A little reason would go a long way for Gov. Wolf
Gov. Tom Wolf has some big-ticket items on his shopping list of potential goals in his second term.
They include an increase in the minimum wage, expansion of background checks on firearms purchases, overhaul of how public schools are funded and imposition of a tax on Marcellus Shale production on top of the present impact fee.
That’s according to an interview with The Associated Press in which he answered, “I don’t know” when asked about the prospects of achieving those goals.
We don’t know, either, but Wolf holds the answer.
It’s not that the ideas themselves are inappropriate.
The more important element is the degree to which Wolf pushes for these things.
The state would benefit from a minimum wage hike, but a $15 an hour minimum wage would cripple many of its businesses and inflate unemployment.
Background checks on firearms purchases are worth a look, but anything close to infringement on gun rights will be a nonstarter.

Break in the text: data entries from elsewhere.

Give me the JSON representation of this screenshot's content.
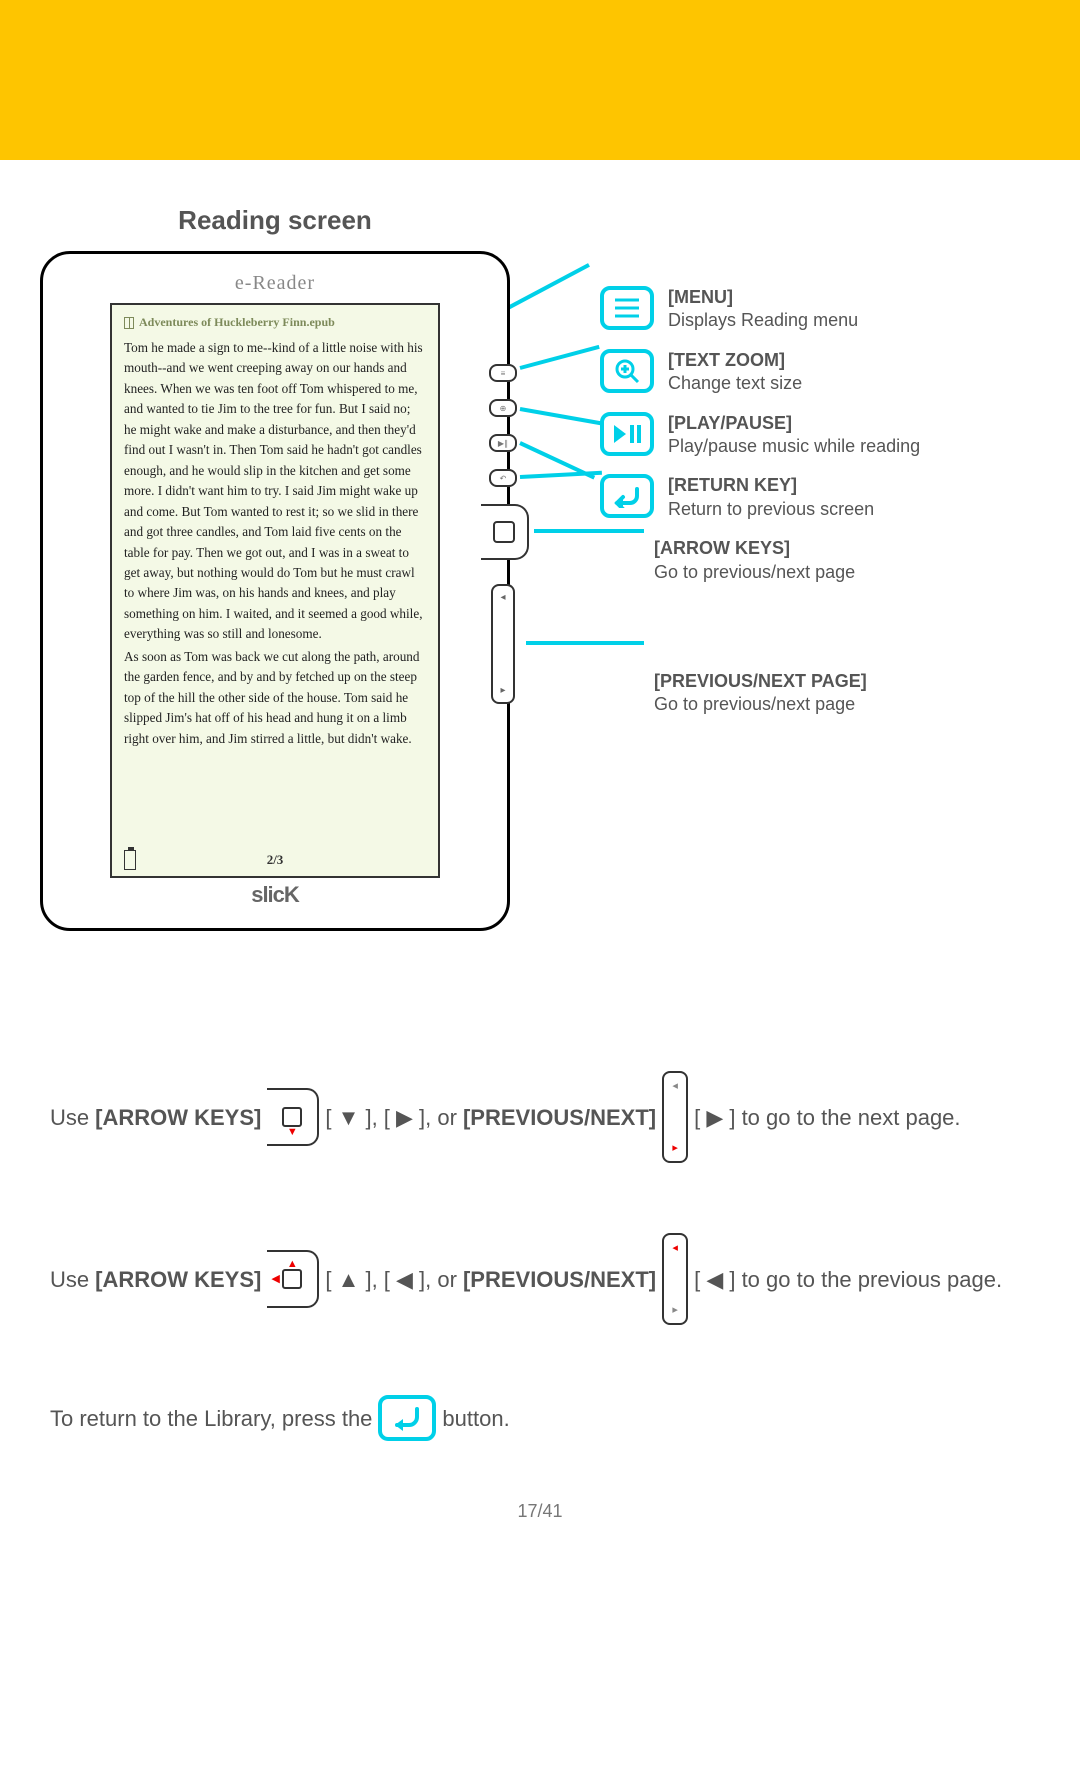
{
  "title": "Reading screen",
  "device": {
    "topLabel": "e-Reader",
    "brand": "slicK",
    "bookTitle": "Adventures of Huckleberry Finn.epub",
    "para1": "Tom he made a sign to me--kind of a little noise with his mouth--and we went creeping away on our hands and knees. When we was ten foot off Tom whispered to me, and wanted to tie Jim to the tree for fun. But I said no; he might wake and make a disturbance, and then they'd find out I wasn't in. Then Tom said he hadn't got candles enough, and he would slip in the kitchen and get some more. I didn't want him to try. I said Jim might wake up and come. But Tom wanted to rest it; so we slid in there and got three candles, and Tom laid five cents on the table for pay. Then we got out, and I was in a sweat to get away, but nothing would do Tom but he must crawl to where Jim was, on his hands and knees, and play something on him. I waited, and it seemed a good while, everything was so still and lonesome.",
    "para2": "As soon as Tom was back we cut along the path, around the garden fence, and by and by fetched up on the steep top of the hill the other side of the house. Tom said he slipped Jim's hat off of his head and hung it on a limb right over him, and Jim stirred a little, but didn't wake.",
    "pageCounter": "2/3"
  },
  "callouts": {
    "menu": {
      "label": "[MENU]",
      "desc": "Displays Reading menu"
    },
    "zoom": {
      "label": "[TEXT ZOOM]",
      "desc": "Change text size"
    },
    "play": {
      "label": "[PLAY/PAUSE]",
      "desc": "Play/pause music while reading"
    },
    "return": {
      "label": "[RETURN KEY]",
      "desc": "Return to previous screen"
    },
    "arrows": {
      "label": "[ARROW KEYS]",
      "desc": "Go to previous/next page"
    },
    "prevnext": {
      "label": "[PREVIOUS/NEXT PAGE]",
      "desc": "Go to previous/next page"
    }
  },
  "instructions": {
    "l1a": "Use ",
    "l1b": "[ARROW KEYS]",
    "l1c": " [ ▼ ], [ ▶ ], or ",
    "l1d": "[PREVIOUS/NEXT]",
    "l1e": " [ ▶ ] to go to the next page.",
    "l2a": "Use ",
    "l2b": "[ARROW KEYS]",
    "l2c": " [ ▲ ], [ ◀ ], or ",
    "l2d": "[PREVIOUS/NEXT]",
    "l2e": " [ ◀ ] to go to the previous page.",
    "l3a": "To return to the Library, press the ",
    "l3b": " button."
  },
  "footer": "17/41"
}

Any overhaul of how public schools are funded should start with better use of how existing funds are being used, with more attention needed to technical education that will be a main driver of future employment.
As for a gas severance tax, Wolf and lawmakers need to be very careful in the handling of one of the state’s top economic drivers given the competition from neighboring states.

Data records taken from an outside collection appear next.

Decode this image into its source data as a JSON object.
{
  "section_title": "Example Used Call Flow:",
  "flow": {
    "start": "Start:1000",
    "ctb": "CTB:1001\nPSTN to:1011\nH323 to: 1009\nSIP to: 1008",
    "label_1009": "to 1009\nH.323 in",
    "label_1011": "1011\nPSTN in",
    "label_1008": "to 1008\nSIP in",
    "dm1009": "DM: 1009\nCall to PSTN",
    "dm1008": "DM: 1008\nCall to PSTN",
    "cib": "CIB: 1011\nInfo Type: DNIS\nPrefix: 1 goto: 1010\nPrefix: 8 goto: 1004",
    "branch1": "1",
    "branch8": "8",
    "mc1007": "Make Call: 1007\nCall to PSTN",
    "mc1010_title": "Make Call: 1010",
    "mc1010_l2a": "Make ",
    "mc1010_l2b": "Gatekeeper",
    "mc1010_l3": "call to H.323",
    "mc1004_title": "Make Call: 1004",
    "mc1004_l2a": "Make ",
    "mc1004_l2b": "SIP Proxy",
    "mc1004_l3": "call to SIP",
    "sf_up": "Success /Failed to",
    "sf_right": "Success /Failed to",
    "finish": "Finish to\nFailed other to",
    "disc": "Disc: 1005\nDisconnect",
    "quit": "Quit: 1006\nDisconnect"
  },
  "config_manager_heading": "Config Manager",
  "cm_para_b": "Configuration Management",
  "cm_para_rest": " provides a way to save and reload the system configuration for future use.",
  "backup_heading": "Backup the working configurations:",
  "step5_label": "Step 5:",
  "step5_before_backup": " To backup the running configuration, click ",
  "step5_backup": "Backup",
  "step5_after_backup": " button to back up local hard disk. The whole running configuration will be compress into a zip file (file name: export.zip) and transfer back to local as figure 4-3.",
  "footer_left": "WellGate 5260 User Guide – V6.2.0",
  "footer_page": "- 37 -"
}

He came into office four years ago promising to be an unconventional government and then went too far trying to prove it with an attempted tax structure overhaul and budget demands that resulted in budget delays that were a national embarrassment.
Wolf has compromised somewhat with Republicans and others in the Legislature to allow expansion of gambling and changes in the state’s system of pension benefits and wine and liquor sales.
Regarding pensions, much more needs to be done.
Regarding liquor sales, we believe the state should get out of that business and sell licenses to generate revenue.
As for a point of agreement, Wolf and lawmakers should continue to push for legislation that will combat opioid addiction.
There’s a menu that can be agreed upon that would result in much advancement for the state in the coming four years.
But if Wolf pushes too radically on his agenda items and is unwilling to listen to the more substantive measures from the Legislature, these four years will be a lot like the ones that preceded it – uneven and mostly unproductive.